I think the author has become a little confused by what nautical mile means today and has meant in the past.

Originally (maybe as far back as the 15th Century) a nautical mile was just 1 minute of arc of the Earth's circumference no matter where you were on the Earth.

A nautical mile at the pole would be quite short, a nautical mile at the equator would be quite long.

> A nautical mile at the pole would be quite short, a nautical mile at the equator would be quite long.

No, this is emphatically not the case. You're confusing a minute of curvature -- a minute along a great circle path -- with a minute of latitude.

A minute of latitude was the originally definition of the nautical mile. I'm not exactly sure when it changed to be defined as the mean nautical mile.
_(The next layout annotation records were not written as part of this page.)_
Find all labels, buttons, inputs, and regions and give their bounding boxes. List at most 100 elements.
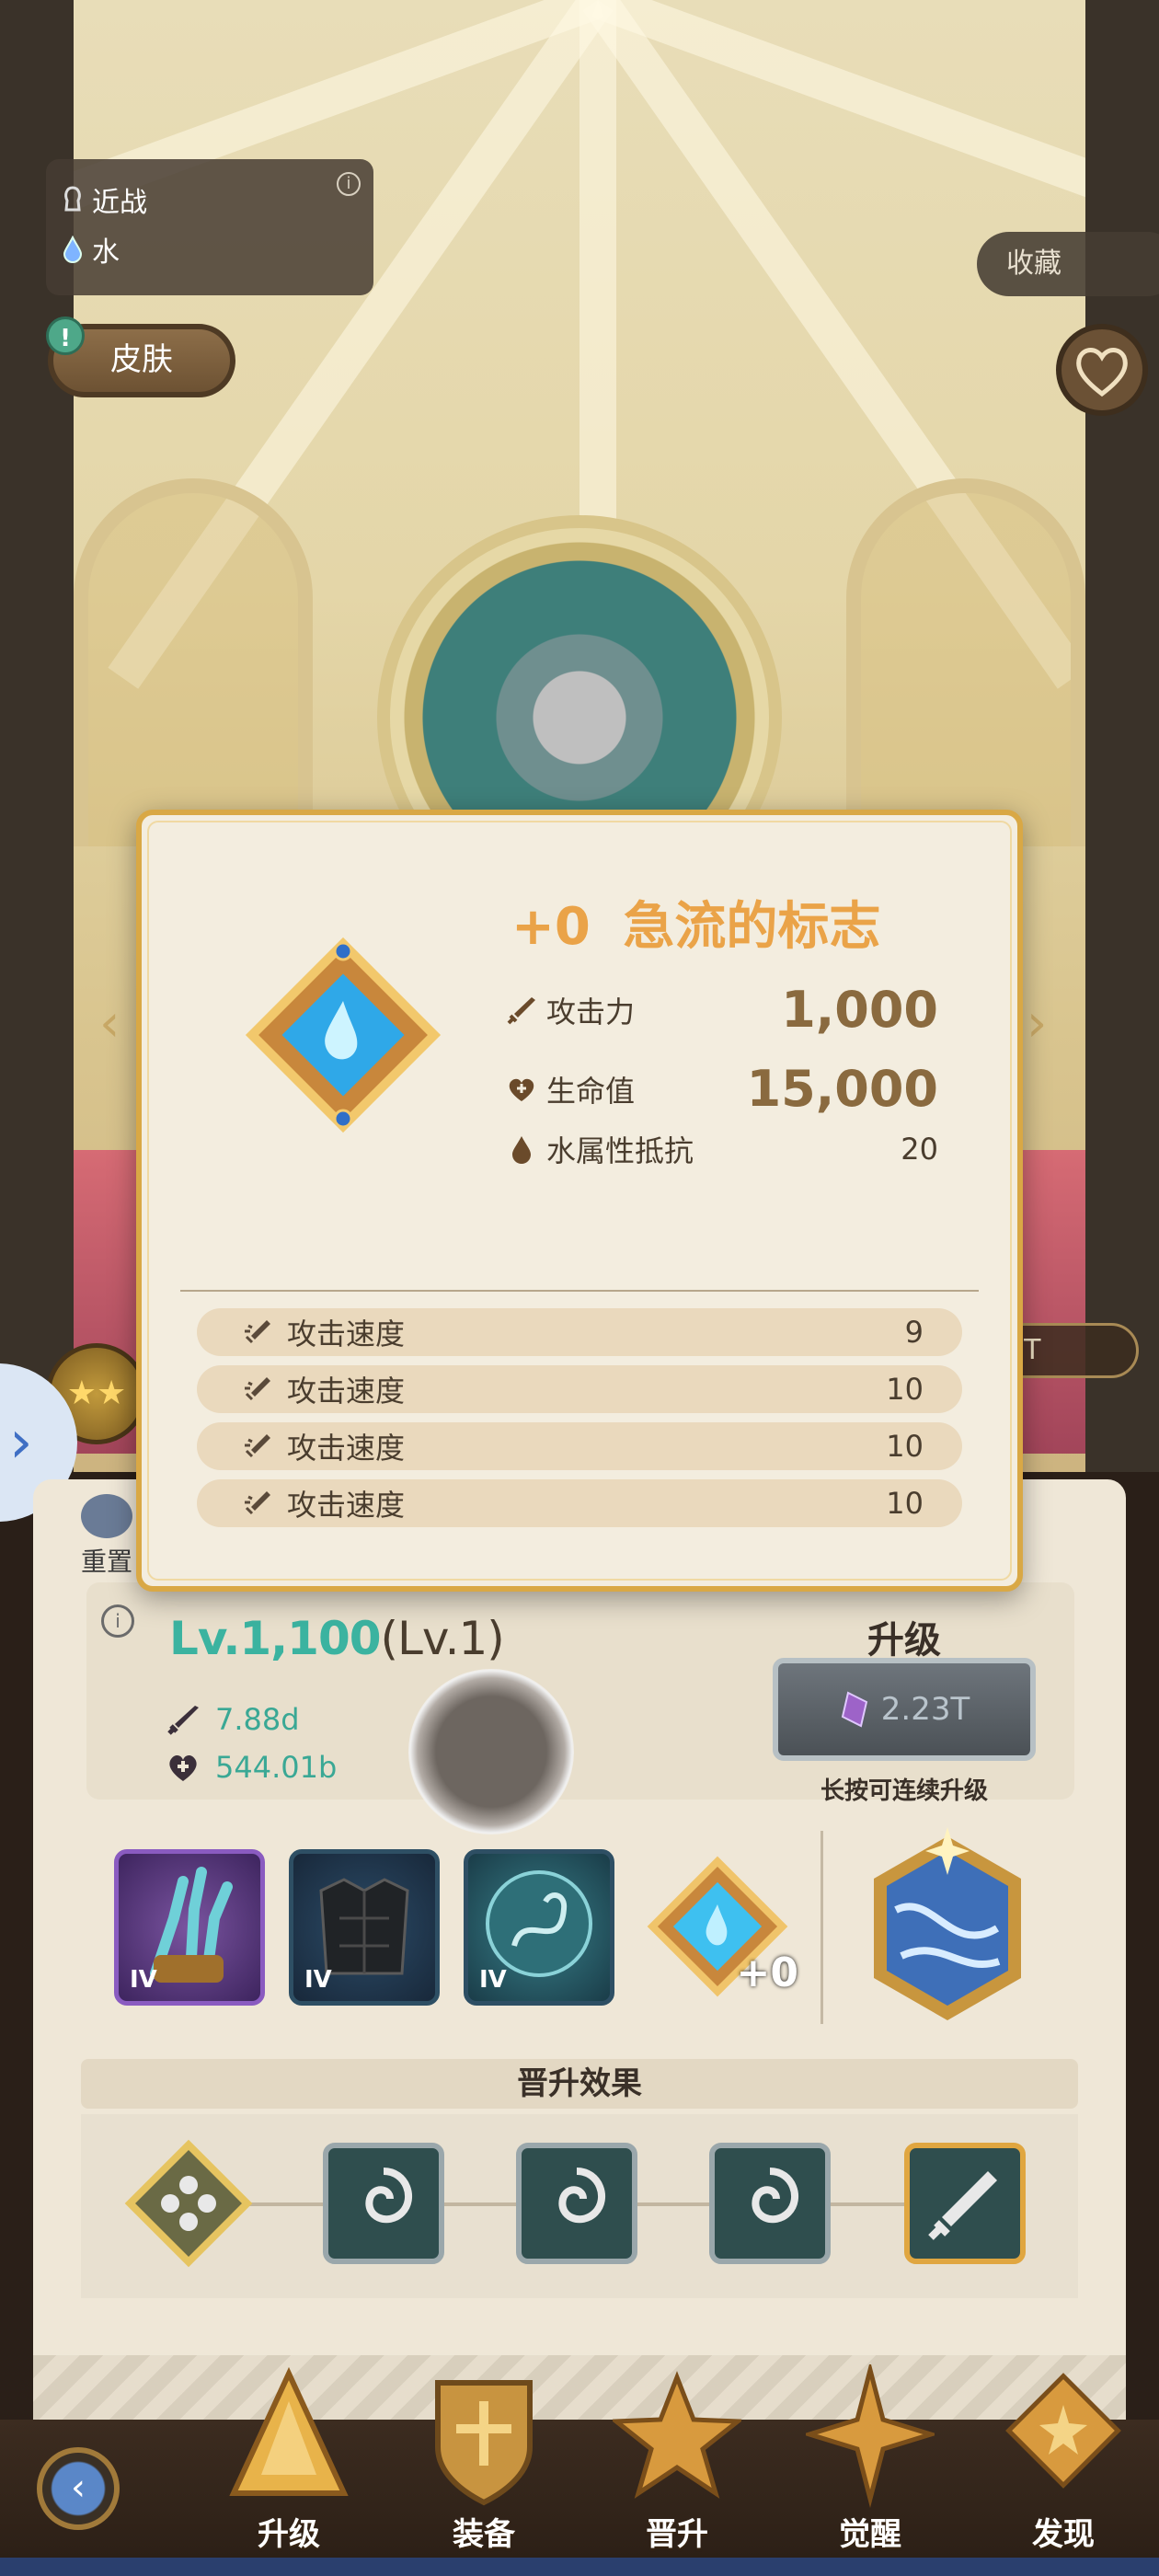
chevron-left-icon: ‹ xyxy=(71,2467,86,2509)
sword-icon xyxy=(904,2143,1026,2264)
nav-label: 升级 xyxy=(258,2516,320,2553)
item-title: +0 急流的标志 xyxy=(511,885,880,960)
nav-label: 发现 xyxy=(1032,2516,1095,2553)
collect-button[interactable]: 收藏 xyxy=(977,232,1159,296)
reset-button[interactable]: 重置 xyxy=(79,1494,134,1579)
panel-bottom-stripes xyxy=(33,2355,1126,2420)
chevron-right-icon: › xyxy=(9,1409,33,1477)
equipment-slot-amulet[interactable]: IV xyxy=(464,1849,614,2006)
back-button[interactable]: ‹ xyxy=(37,2447,120,2530)
stat-label: 水属性抵抗 xyxy=(546,1133,694,1168)
equipment-rank: IV xyxy=(130,1966,157,1994)
substat-row: 攻击速度 10 xyxy=(197,1422,962,1470)
substat-row: 攻击速度 9 xyxy=(197,1308,962,1356)
stat-row-attack: 攻击力 1,000 xyxy=(506,981,938,1039)
upgrade-title: 升级 xyxy=(867,1619,941,1662)
upgrade-triangle-icon xyxy=(229,2366,349,2496)
substat-label: 攻击速度 xyxy=(287,1374,406,1409)
nav-label: 装备 xyxy=(453,2516,515,2553)
upgrade-cost: 2.23T xyxy=(880,1691,970,1728)
nav-equipment[interactable]: 装备 xyxy=(410,2364,557,2558)
equipment-slot-emblem[interactable]: +0 xyxy=(635,1840,800,2015)
attack-value: 7.88d xyxy=(215,1702,300,1737)
equipment-rank: IV xyxy=(479,1966,507,1994)
attack-speed-icon xyxy=(245,1320,270,1344)
nav-label: 觉醒 xyxy=(839,2516,901,2553)
substat-label: 攻击速度 xyxy=(287,1317,406,1351)
nav-discover[interactable]: 发现 xyxy=(990,2364,1137,2558)
nav-upgrade[interactable]: 升级 xyxy=(215,2364,362,2558)
equipment-slot-armor[interactable]: IV xyxy=(289,1849,440,2006)
sparkle-star-icon xyxy=(806,2364,935,2508)
stat-value: 20 xyxy=(901,1132,938,1167)
heart-plus-icon xyxy=(169,1754,197,1781)
hp-stat: 544.01b xyxy=(166,1750,337,1785)
substat-value: 10 xyxy=(886,1429,924,1464)
info-icon[interactable]: i xyxy=(101,1604,134,1638)
storm-crest-icon xyxy=(874,1827,1021,2020)
attack-stat: 7.88d xyxy=(166,1702,300,1737)
substat-row: 攻击速度 10 xyxy=(197,1365,962,1413)
upgrade-button[interactable]: 2.23T xyxy=(773,1658,1036,1761)
nav-label: 晋升 xyxy=(646,2516,708,2553)
special-equipment-slot[interactable] xyxy=(841,1827,1054,2030)
promotion-node-2[interactable] xyxy=(315,2134,453,2272)
vortex-icon xyxy=(516,2143,637,2264)
crystal-icon xyxy=(841,1691,867,1728)
equipment-divider xyxy=(820,1831,823,2024)
water-drop-icon xyxy=(512,1136,531,1164)
item-name: 急流的标志 xyxy=(623,897,881,957)
nav-promotion[interactable]: 晋升 xyxy=(603,2364,751,2558)
item-image xyxy=(228,920,458,1150)
chevron-right-icon[interactable]: › xyxy=(1027,994,1047,1053)
substat-label: 攻击速度 xyxy=(287,1488,406,1523)
stat-row-water-resist: 水属性抵抗 20 xyxy=(506,1128,938,1170)
substat-value: 10 xyxy=(886,1372,924,1407)
sword-icon xyxy=(167,1706,199,1735)
substat-value: 10 xyxy=(886,1486,924,1521)
water-drop-icon xyxy=(63,236,83,263)
substat-row: 攻击速度 10 xyxy=(197,1479,962,1527)
heart-plus-icon xyxy=(509,1078,534,1101)
cluster-icon xyxy=(124,2139,253,2268)
attack-speed-icon xyxy=(245,1377,270,1401)
vortex-icon xyxy=(709,2143,831,2264)
item-enhance: +0 xyxy=(511,897,591,957)
hero-type-melee: 近战 xyxy=(92,187,147,219)
stat-label: 攻击力 xyxy=(546,994,636,1029)
tap-indicator-orb xyxy=(408,1669,574,1834)
chevron-left-icon[interactable]: ‹ xyxy=(99,994,120,1053)
exclamation-icon: ! xyxy=(46,316,85,355)
attack-speed-icon xyxy=(245,1434,270,1458)
substat-label: 攻击速度 xyxy=(287,1431,406,1466)
promotion-node-1[interactable] xyxy=(120,2134,258,2272)
stat-value: 1,000 xyxy=(781,981,938,1039)
popup-divider xyxy=(180,1290,979,1292)
diamond-star-icon xyxy=(1005,2373,1121,2489)
emblem-enhance-level: +0 xyxy=(736,1949,798,1996)
nav-awaken[interactable]: 觉醒 xyxy=(797,2364,944,2558)
attack-speed-icon xyxy=(245,1491,270,1515)
substat-value: 9 xyxy=(904,1315,924,1350)
upgrade-hint: 长按可连续升级 xyxy=(820,1777,988,1805)
promotion-node-5[interactable] xyxy=(896,2134,1034,2272)
bottom-nav xyxy=(0,2420,1159,2576)
nav-bottom-bar xyxy=(0,2558,1159,2576)
heart-icon xyxy=(1076,348,1128,397)
favorite-heart-button[interactable] xyxy=(1056,324,1148,416)
stat-value: 15,000 xyxy=(746,1060,938,1118)
info-icon[interactable]: i xyxy=(337,172,361,196)
promotion-effect-title: 晋升效果 xyxy=(81,2059,1078,2109)
melee-icon xyxy=(64,186,81,212)
shield-icon xyxy=(435,2380,533,2506)
hero-level: Lv.1,100(Lv.1) xyxy=(169,1612,505,1665)
equipment-slot-gloves[interactable]: IV xyxy=(114,1849,265,2006)
item-detail-popup[interactable]: +0 急流的标志 攻击力 1,000 生命值 15,000 水属性抵抗 20 攻… xyxy=(136,810,1023,1592)
promotion-node-4[interactable] xyxy=(701,2134,839,2272)
water-emblem-icon xyxy=(245,937,442,1133)
hp-value: 544.01b xyxy=(215,1750,338,1785)
vortex-icon xyxy=(323,2143,444,2264)
promotion-node-3[interactable] xyxy=(508,2134,646,2272)
reset-icon xyxy=(81,1494,132,1538)
star-icon xyxy=(613,2371,741,2499)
I'm not talking about how it is today, I'm talking about the inconsistencies in this article.

Is this article block to Germany?
Blocked in Brazil too. :(
Out of curiosity, is it just the OP link, or is the entire alum.mit.edu domain blocked?
They are doing referrer blocking. Try pasting the URL in your browser directly instead of clicking the link.
There is a very practical explanation for why a nautical mile equals one minute of arc on a great circle around the earth.

When doing celestial navigation (using a sextant) you are measuring the elevation of the sun, moon or stars above the horizon and then, combined with azimuth (compass) angles, you perform a series of trigonometry problems and chart (map) measurements to ascertain your location.

This work is made simpler by having a common measure underpinning arc (minute), distance (nautical mile) and speed (knot = 1 nm/hr).

I do knot know because I couldn't access the page.